In het systeem gaat het om een maximale benutting van eigen mineralen, het sluiten van de kringlopen op het eigen bedrijf en in de directe omgeving, eigen energieproductie en het verminderen van emissies. En levert zodoende een bijdrage in de gehele mest-, ammoniak-, en broeikasgassenproblematiek en een bijdrage te leveren aan het duurzaam produceren in de landbouw.
In het kort is het systeem te omschrijven als een geoptimaliseerd vergistingsproces, waarbij door toepassing van nageschakelde technieken het biogas tot aardgaskwaliteit (groengas) wordt opgewerkt, en gescheiden mineralenconcentraten worden geproduceerd.
De input en output van de AgriMoDEM
Eigen rundveemest
De installatie draait goed op enkel mest. Een enkele installatie kan maximaal 5.000 m3 per jaar verwerken (circa 200 melkkoeien).
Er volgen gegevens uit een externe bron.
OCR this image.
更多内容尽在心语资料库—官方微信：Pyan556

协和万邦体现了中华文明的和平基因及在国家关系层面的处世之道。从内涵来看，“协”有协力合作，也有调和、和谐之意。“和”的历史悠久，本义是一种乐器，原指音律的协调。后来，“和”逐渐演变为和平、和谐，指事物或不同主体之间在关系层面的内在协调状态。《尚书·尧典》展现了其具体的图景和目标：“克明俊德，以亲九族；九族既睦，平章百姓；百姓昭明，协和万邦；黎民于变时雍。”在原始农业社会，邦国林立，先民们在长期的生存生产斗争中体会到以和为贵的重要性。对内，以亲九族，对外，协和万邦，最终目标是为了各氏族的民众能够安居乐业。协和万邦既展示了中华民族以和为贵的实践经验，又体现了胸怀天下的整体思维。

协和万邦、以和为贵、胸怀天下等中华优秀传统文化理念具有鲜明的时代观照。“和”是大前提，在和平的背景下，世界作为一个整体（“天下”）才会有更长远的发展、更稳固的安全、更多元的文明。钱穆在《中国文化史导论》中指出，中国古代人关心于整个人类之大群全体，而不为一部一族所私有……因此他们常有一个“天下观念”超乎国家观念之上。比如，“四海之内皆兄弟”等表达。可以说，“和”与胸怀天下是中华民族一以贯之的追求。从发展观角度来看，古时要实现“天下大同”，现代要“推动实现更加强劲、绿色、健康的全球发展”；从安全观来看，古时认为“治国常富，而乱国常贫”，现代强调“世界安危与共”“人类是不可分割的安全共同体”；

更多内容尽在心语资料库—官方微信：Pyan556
De zo vers mogelijke mest zal uit de rundveestallen worden gepompt, om vervolgens vanuit de bufferopslag door een versnijderpomp in de hydrolysereactor te worden gepompt.
In de opstartfase, en bij een mogelijk verstoord proces, zullen melasse, zwavelzuur en salpeterzuur aan de verse mest worden toegevoegd om daarmee het optimale milieu voor de hydrolyse bacteriën te creëren.
Groengas
Per m3 rundveemest zal circa 20 Nm3 groengas van aardgaskwaliteit worden geproduceerd. Van de op jaarbasis circa 100.000 Nm3 zal circa 10% worden verbruikt door de C.V.-ketel die het proces zal verwarmen. De melkveehouderij is zelf geen groot gasverbruiker. Het 'overtollige' groengas zal zodoende worden afgezet op het regionale aardgasnetwerk.
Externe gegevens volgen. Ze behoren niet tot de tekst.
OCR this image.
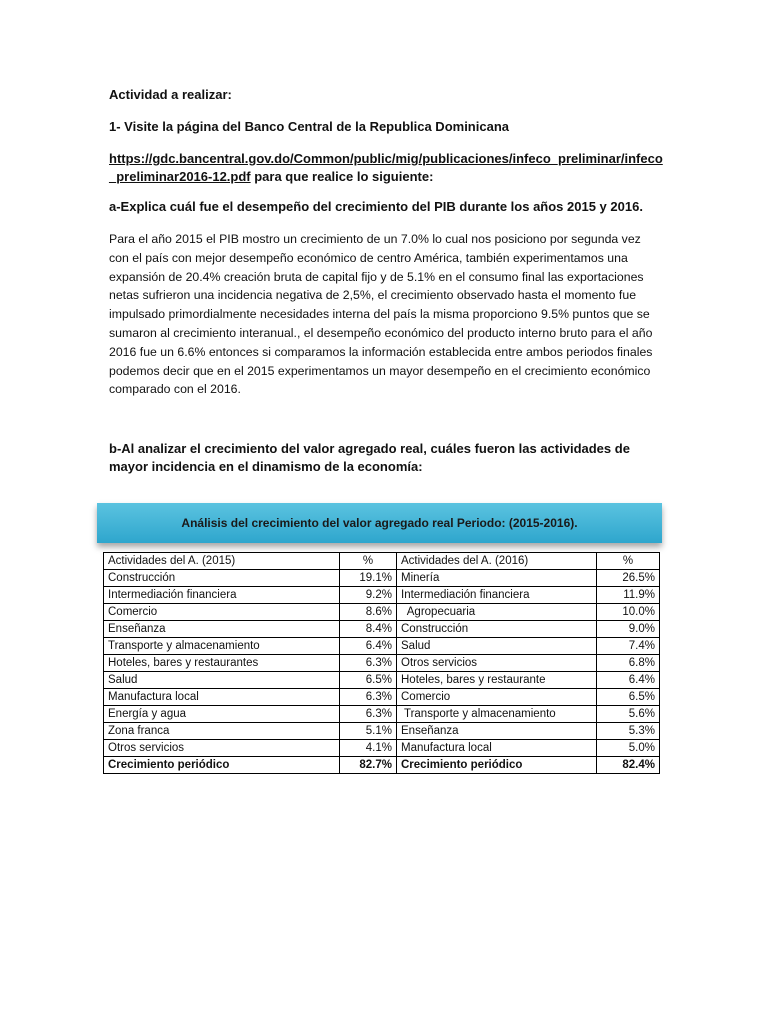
Actividad a realizar:
1- Visite la página del Banco Central de la Republica Dominicana
https://gdc.bancentral.gov.do/Common/public/mig/publicaciones/infeco_preliminar/infeco
_preliminar2016-12.pdf para que realice lo siguiente:
a-Explica cuál fue el desempeño del crecimiento del PIB durante los años 2015 y 2016.
Para el año 2015 el PIB mostro un crecimiento de un 7.0% lo cual nos posiciono por segunda vez con el país con mejor desempeño económico de centro América, también experimentamos una expansión de 20.4% creación bruta de capital fijo y de 5.1% en el consumo final las exportaciones netas sufrieron una incidencia negativa de 2,5%, el crecimiento observado hasta el momento fue impulsado primordialmente necesidades interna del país la misma proporciono 9.5% puntos que se sumaron al crecimiento interanual., el desempeño económico del producto interno bruto para el año 2016 fue un 6.6% entonces si comparamos la información establecida entre ambos periodos finales podemos decir que en el 2015 experimentamos un mayor desempeño en el crecimiento económico comparado con el 2016.
b-Al analizar el crecimiento del valor agregado real, cuáles fueron las actividades de mayor incidencia en el dinamismo de la economía:
Análisis del crecimiento del valor agregado real Periodo: (2015-2016).
Actividades del A. (2015)	%	Actividades del A. (2016)	%
Construcción	19.1%	Minería	26.5%
Intermediación financiera	9.2%	Intermediación financiera	11.9%
Comercio	8.6%	Agropecuaria	10.0%
Enseñanza	8.4%	Construcción	9.0%
Transporte y almacenamiento	6.4%	Salud	7.4%
Hoteles, bares y restaurantes	6.3%	Otros servicios	6.8%
Salud	6.5%	Hoteles, bares y restaurante	6.4%
Manufactura local	6.3%	Comercio	6.5%
Energía y agua	6.3%	Transporte y almacenamiento	5.6%
Zona franca	5.1%	Enseñanza	5.3%
Otros servicios	4.1%	Manufactura local	5.0%
Crecimiento periódico	82.7%	Crecimiento periódico	82.4%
Mocht op termijn het rijden op aardgas zich verder doorontwikkelen, dan zal de levering van het groene gas als transportbrandstof aan een tankstation een mogelijkheid zijn.
Door het toepassen van mestraffinage op het bedrijf van initiatiefnemer kan het bedrijf volledig in de eigen energiebehoefte voorzien en daarnaast een relatief grote bijdrage leveren in de vorm van duurzame energie (bijvoorbeeld in de vorm van het leveren van gas aan een woonwijk).
Zonne-energie
Door initiatiefnemer wordt nog nader onderzocht of er mogelijkheden zijn voor zonne-energie.